Mineurs chinois en C.-B. : de la main-d'oeuvre trop bon marché, disent les syndicats

L'un des avocats des syndicats qui tentent d'interrompre le recours à des travailleurs chinois dans une mine de charbon du nord de la Colombie-Britannique affirme que l'entreprise a annoncé ces postes à salaire moindre.

Les salaires affichés sont de 10 $, voire 17 $ de moins de l'heure que ce qui serait payé dans une mine voisine pour des tâches similaires, selon lui.

Me Charles Gordon a déclaré à un juge de la Cour fédérale que l'entreprise cherchait spécifiquement des employés s'exprimant en mandarin.

Permettre à ces travailleurs temporaires d'occuper les postes offerts aura un impact direct sur les syndicats et les travailleurs canadiens, d'après l'avocat.

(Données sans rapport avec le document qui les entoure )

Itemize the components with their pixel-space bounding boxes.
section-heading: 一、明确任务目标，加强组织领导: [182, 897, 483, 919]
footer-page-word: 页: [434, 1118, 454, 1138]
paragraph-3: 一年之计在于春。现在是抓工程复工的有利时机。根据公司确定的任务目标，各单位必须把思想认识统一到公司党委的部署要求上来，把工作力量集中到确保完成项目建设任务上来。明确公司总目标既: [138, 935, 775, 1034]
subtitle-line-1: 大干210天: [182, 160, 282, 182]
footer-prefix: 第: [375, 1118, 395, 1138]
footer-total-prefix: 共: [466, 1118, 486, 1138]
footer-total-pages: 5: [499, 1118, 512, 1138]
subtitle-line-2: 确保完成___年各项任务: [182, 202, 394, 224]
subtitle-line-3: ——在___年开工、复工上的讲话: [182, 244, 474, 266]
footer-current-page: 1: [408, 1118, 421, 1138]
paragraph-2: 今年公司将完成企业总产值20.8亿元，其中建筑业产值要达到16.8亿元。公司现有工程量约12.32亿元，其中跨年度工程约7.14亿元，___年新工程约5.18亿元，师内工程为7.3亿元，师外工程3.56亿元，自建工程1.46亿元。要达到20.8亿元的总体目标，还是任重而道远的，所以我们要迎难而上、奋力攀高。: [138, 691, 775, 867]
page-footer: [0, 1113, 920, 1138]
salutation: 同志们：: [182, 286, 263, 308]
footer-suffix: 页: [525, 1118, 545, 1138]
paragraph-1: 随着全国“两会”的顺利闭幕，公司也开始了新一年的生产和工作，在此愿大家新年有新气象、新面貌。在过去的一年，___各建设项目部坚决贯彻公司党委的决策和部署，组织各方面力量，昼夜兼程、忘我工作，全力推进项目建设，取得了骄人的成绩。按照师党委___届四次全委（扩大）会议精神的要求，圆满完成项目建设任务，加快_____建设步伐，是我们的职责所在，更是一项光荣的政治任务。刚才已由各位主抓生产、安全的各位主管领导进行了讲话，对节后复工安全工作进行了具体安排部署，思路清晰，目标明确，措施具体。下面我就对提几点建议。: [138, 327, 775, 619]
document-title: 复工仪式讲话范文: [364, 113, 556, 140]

La cour devrait autoriser la présentation des arguments des syndicats qui remettent en question les permis qui donnent l'occasion aux travailleurs chinois de venir au Canada, poursuit-il.

La Couronne et les entreprises minières soutiennent cependant que les syndicats n'ont aucun droit de contester les permis de travail temporaires.

D'après Me Gordon, la Couronne prend le parti des compagnies, et tente de réduire les syndicats au silence.